Why would access to the fingerprint sensor give the ability to forge WebAuthn signatures? An app being able to detect that the phone’s user has their finger on the sensor does not in any way compromise the security of a different app doing the same thing.
Obviously one could write a malicious browser that implements WebAuthn wrong and compromises users who register with a site using that browser. This leads to discussions about WebAuthn attestation, and there are valid arguments there both ways.
> Why would access to the fingerprint sensor give the ability to forge WebAuthn signatures?
It wouldn't? No apps get access to the fingerprint sensor, it's very hard to imagine any legitimate purpose for that, and easy to imagine hostile use cases.
The operating system doesn't give access to the fingerprint sensor, it provides an API for doing FIDO (the underlying technology to deliver WebAuthn) and the fingerprint sensor is used by the operating system to provide User Verification for that.
The API takes a parameter for the Relying Party Identifier. For most phone apps, you can't control this, it'll be set to an ID for your app, which you can discover and fill out in your server backend. This way your app can authenticate your users to your servers, but other apps can't imitate it.
But for WebAuthn the RPID is based on the DNS name of the web site, so a web browser needs a way to actually set this value or it can't do WebAuthn. Hence, Android needs an extra permission flag to authorise legitimate web browsers to set the RPID while preventing untrustworthy apps from doing so.

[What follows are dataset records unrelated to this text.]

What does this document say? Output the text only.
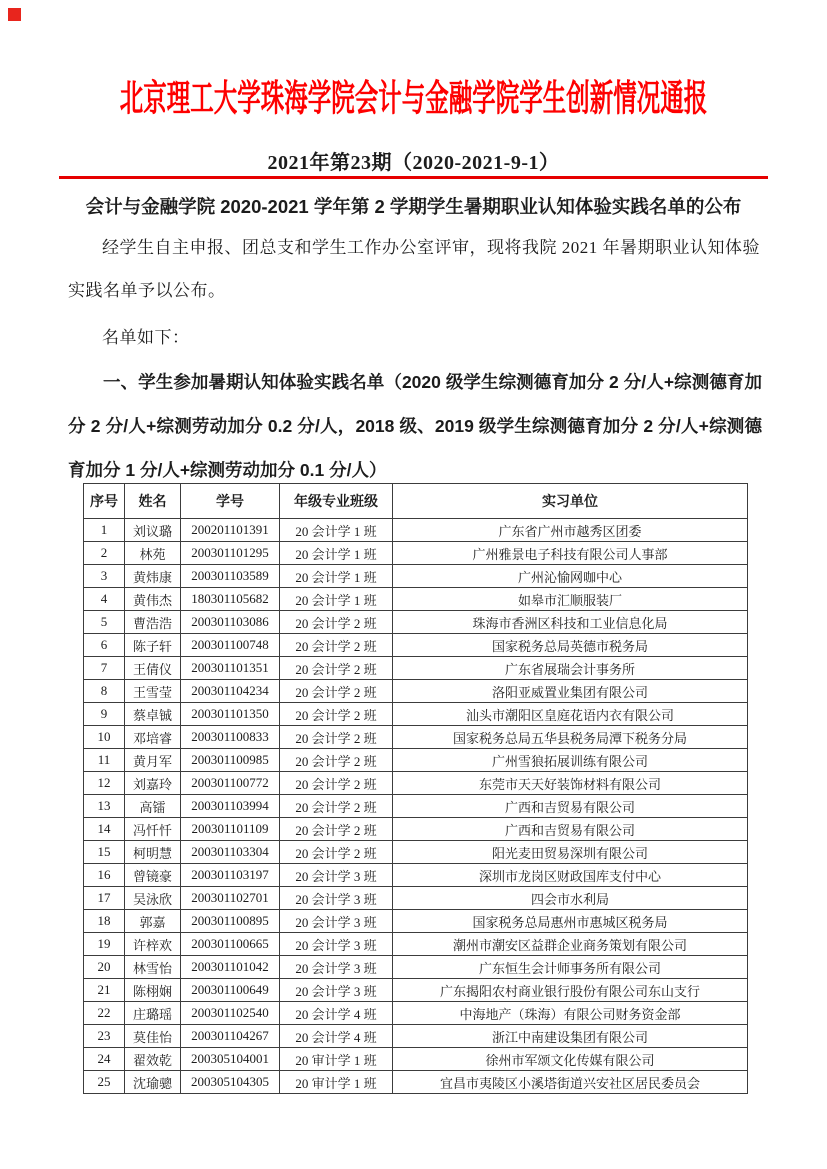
北京理工大学珠海学院会计与金融学院学生创新情况通报
2021年第23期（2020-2021-9-1）
会计与金融学院 2020-2021 学年第 2 学期学生暑期职业认知体验实践名单的公布

经学生自主申报、团总支和学生工作办公室评审，现将我院 2021 年暑期职业认知体验实践名单予以公布。

名单如下：

一、学生参加暑期认知体验实践名单（2020 级学生综测德育加分 2 分/人+综测德育加分 2 分/人+综测劳动加分 0.2 分/人，2018 级、2019 级学生综测德育加分 2 分/人+综测德育加分 1 分/人+综测劳动加分 0.1 分/人）

序号	姓名	学号	年级专业班级	实习单位
1	刘议璐	200201101391	20 会计学 1 班	广东省广州市越秀区团委
2	林苑	200301101295	20 会计学 1 班	广州雅景电子科技有限公司人事部
3	黄炜康	200301103589	20 会计学 1 班	广州沁愉网咖中心
4	黄伟杰	180301105682	20 会计学 1 班	如皋市汇顺服装厂
5	曹浩浩	200301103086	20 会计学 2 班	珠海市香洲区科技和工业信息化局
6	陈子轩	200301100748	20 会计学 2 班	国家税务总局英德市税务局
7	王倩仪	200301101351	20 会计学 2 班	广东省展瑞会计事务所
8	王雪莹	200301104234	20 会计学 2 班	洛阳亚威置业集团有限公司
9	蔡卓铖	200301101350	20 会计学 2 班	汕头市潮阳区皇庭花语内衣有限公司
10	邓培睿	200301100833	20 会计学 2 班	国家税务总局五华县税务局潭下税务分局
11	黄月军	200301100985	20 会计学 2 班	广州雪狼拓展训练有限公司
12	刘嘉玲	200301100772	20 会计学 2 班	东莞市天天好装饰材料有限公司
13	高镭	200301103994	20 会计学 2 班	广西和吉贸易有限公司
14	冯忏忏	200301101109	20 会计学 2 班	广西和吉贸易有限公司
15	柯明慧	200301103304	20 会计学 2 班	阳光麦田贸易深圳有限公司
16	曾镜豪	200301103197	20 会计学 3 班	深圳市龙岗区财政国库支付中心
17	吴泳欣	200301102701	20 会计学 3 班	四会市水利局
18	郭嘉	200301100895	20 会计学 3 班	国家税务总局惠州市惠城区税务局
19	许梓欢	200301100665	20 会计学 3 班	潮州市潮安区益群企业商务策划有限公司
20	林雪怡	200301101042	20 会计学 3 班	广东恒生会计师事务所有限公司
21	陈栩娴	200301100649	20 会计学 3 班	广东揭阳农村商业银行股份有限公司东山支行
22	庄璐瑶	200301102540	20 会计学 4 班	中海地产（珠海）有限公司财务资金部
23	莫佳怡	200301104267	20 会计学 4 班	浙江中南建设集团有限公司
24	翟效乾	200305104001	20 审计学 1 班	徐州市军颂文化传媒有限公司
25	沈瑜骢	200305104305	20 审计学 1 班	宜昌市夷陵区小溪塔街道兴安社区居民委员会
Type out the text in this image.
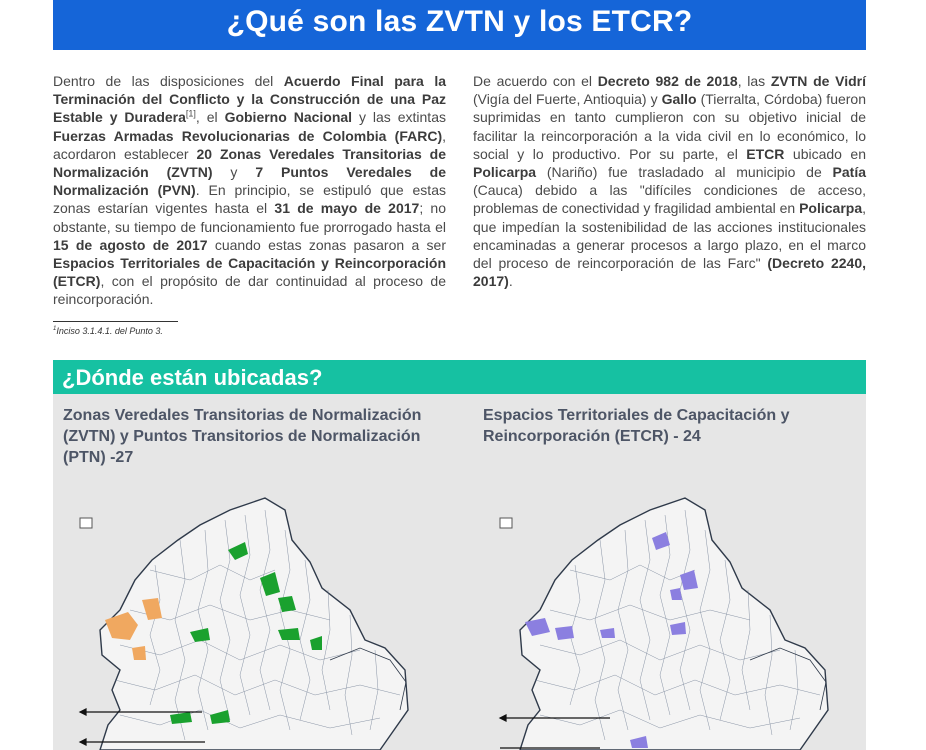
¿Qué son las ZVTN y los ETCR?
Dentro de las disposiciones del Acuerdo Final para la Terminación del Conflicto y la Construcción de una Paz Estable y Duradera[1], el Gobierno Nacional y las extintas Fuerzas Armadas Revolucionarias de Colombia (FARC), acordaron establecer 20 Zonas Veredales Transitorias de Normalización (ZVTN) y 7 Puntos Veredales de Normalización (PVN). En principio, se estipuló que estas zonas estarían vigentes hasta el 31 de mayo de 2017; no obstante, su tiempo de funcionamiento fue prorrogado hasta el 15 de agosto de 2017 cuando estas zonas pasaron a ser Espacios Territoriales de Capacitación y Reincorporación (ETCR), con el propósito de dar continuidad al proceso de reincorporación.
De acuerdo con el Decreto 982 de 2018, las ZVTN de Vidrí (Vigía del Fuerte, Antioquia) y Gallo (Tierralta, Córdoba) fueron suprimidas en tanto cumplieron con su objetivo inicial de facilitar la reincorporación a la vida civil en lo económico, lo social y lo productivo. Por su parte, el ETCR ubicado en Policarpa (Nariño) fue trasladado al municipio de Patía (Cauca) debido a las "difíciles condiciones de acceso, problemas de conectividad y fragilidad ambiental en Policarpa, que impedían la sostenibilidad de las acciones institucionales encaminadas a generar procesos a largo plazo, en el marco del proceso de reincorporación de las Farc" (Decreto 2240, 2017).
$^1$Inciso 3.1.4.1. del Punto 3.
¿Dónde están ubicadas?
Zonas Veredales Transitorias de Normalización (ZVTN) y Puntos Transitorios de Normalización (PTN) -27
Espacios Territoriales de Capacitación y Reincorporación (ETCR) - 24
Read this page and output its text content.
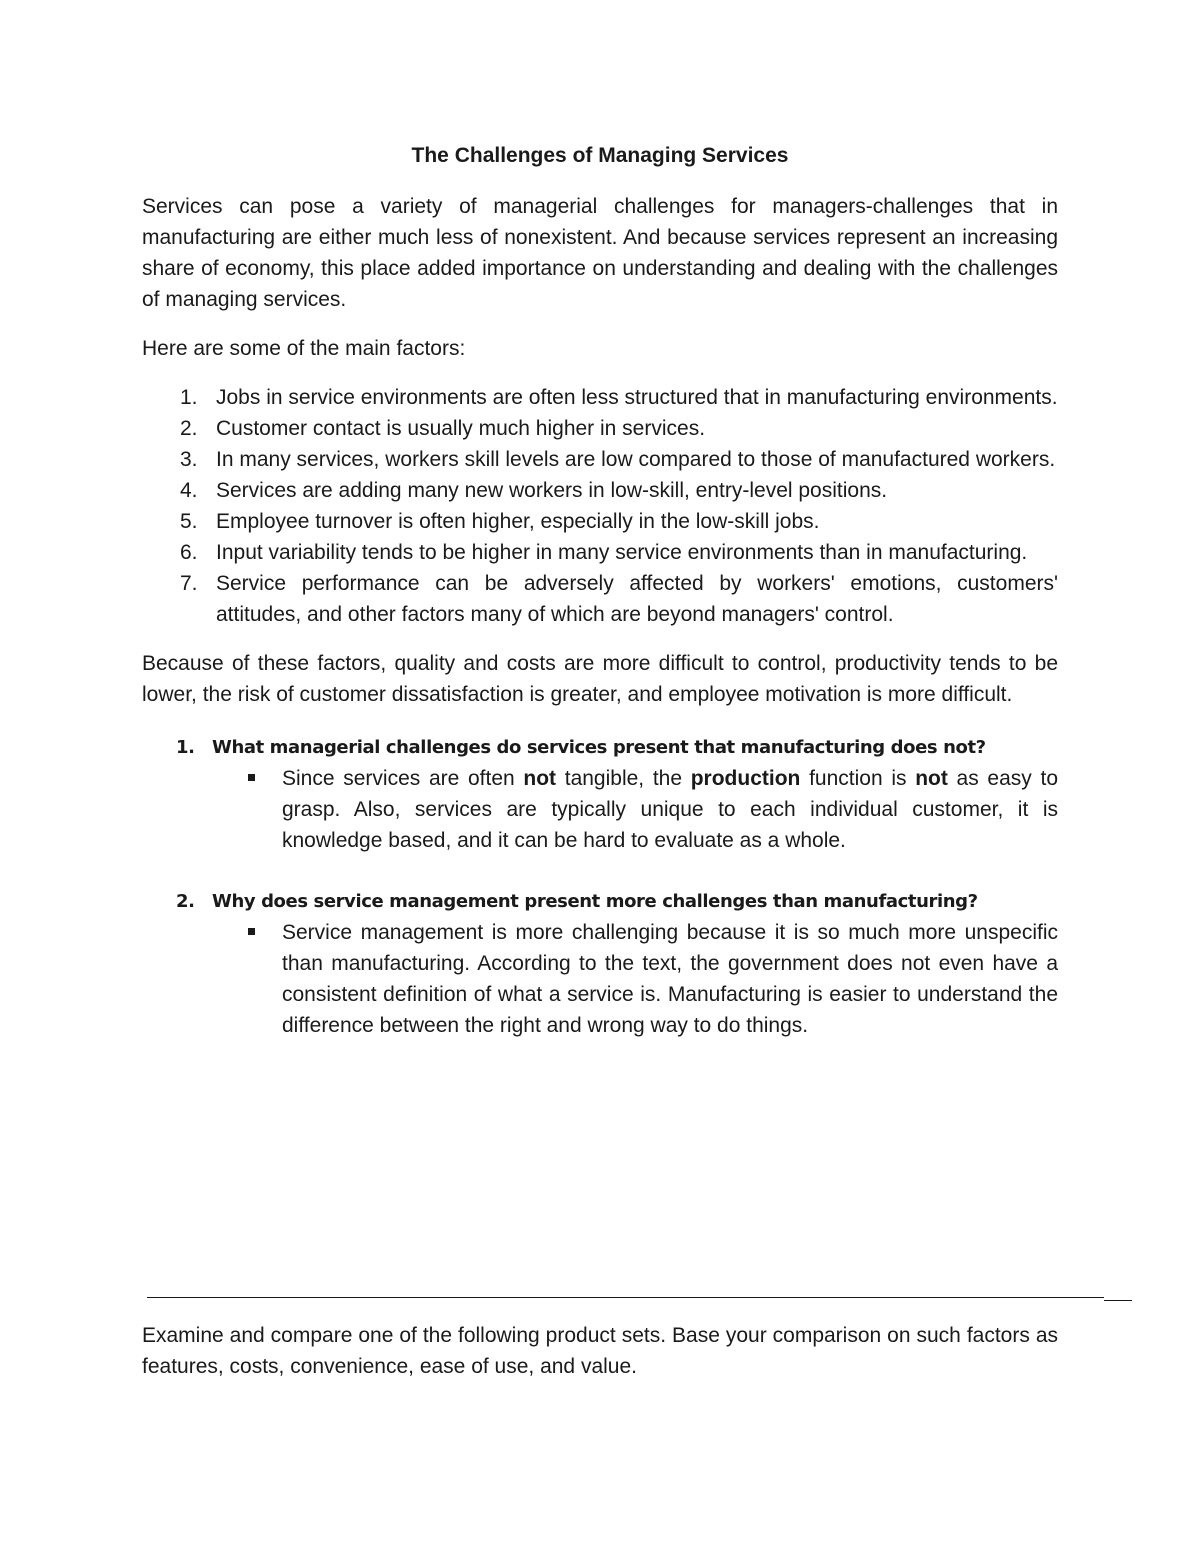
The Challenges of Managing Services

Services can pose a variety of managerial challenges for managers-challenges that in manufacturing are either much less of nonexistent. And because services represent an increasing share of economy, this place added importance on understanding and dealing with the challenges of managing services.

Here are some of the main factors:

1. Jobs in service environments are often less structured that in manufacturing environments.
2. Customer contact is usually much higher in services.
3. In many services, workers skill levels are low compared to those of manufactured workers.
4. Services are adding many new workers in low-skill, entry-level positions.
5. Employee turnover is often higher, especially in the low-skill jobs.
6. Input variability tends to be higher in many service environments than in manufacturing.
7. Service performance can be adversely affected by workers' emotions, customers' attitudes, and other factors many of which are beyond managers' control.

Because of these factors, quality and costs are more difficult to control, productivity tends to be lower, the risk of customer dissatisfaction is greater, and employee motivation is more difficult.

1. What managerial challenges do services present that manufacturing does not?
Since services are often not tangible, the production function is not as easy to grasp. Also, services are typically unique to each individual customer, it is knowledge based, and it can be hard to evaluate as a whole.
2. Why does service management present more challenges than manufacturing?
Service management is more challenging because it is so much more unspecific than manufacturing. According to the text, the government does not even have a consistent definition of what a service is. Manufacturing is easier to understand the difference between the right and wrong way to do things.

Examine and compare one of the following product sets. Base your comparison on such factors as features, costs, convenience, ease of use, and value.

This sounds like a mediocre design. An entirely separate key hierarchy per app would avoid any possibility of confusion signatures with those generated by another app, even if both apps were web browsers.
Obviously one could write a malicious browser that implements WebAuthn wrong and compromises users who register with a site using that browser. This leads to discussions about WebAuthn attestation, and there are valid arguments there both ways.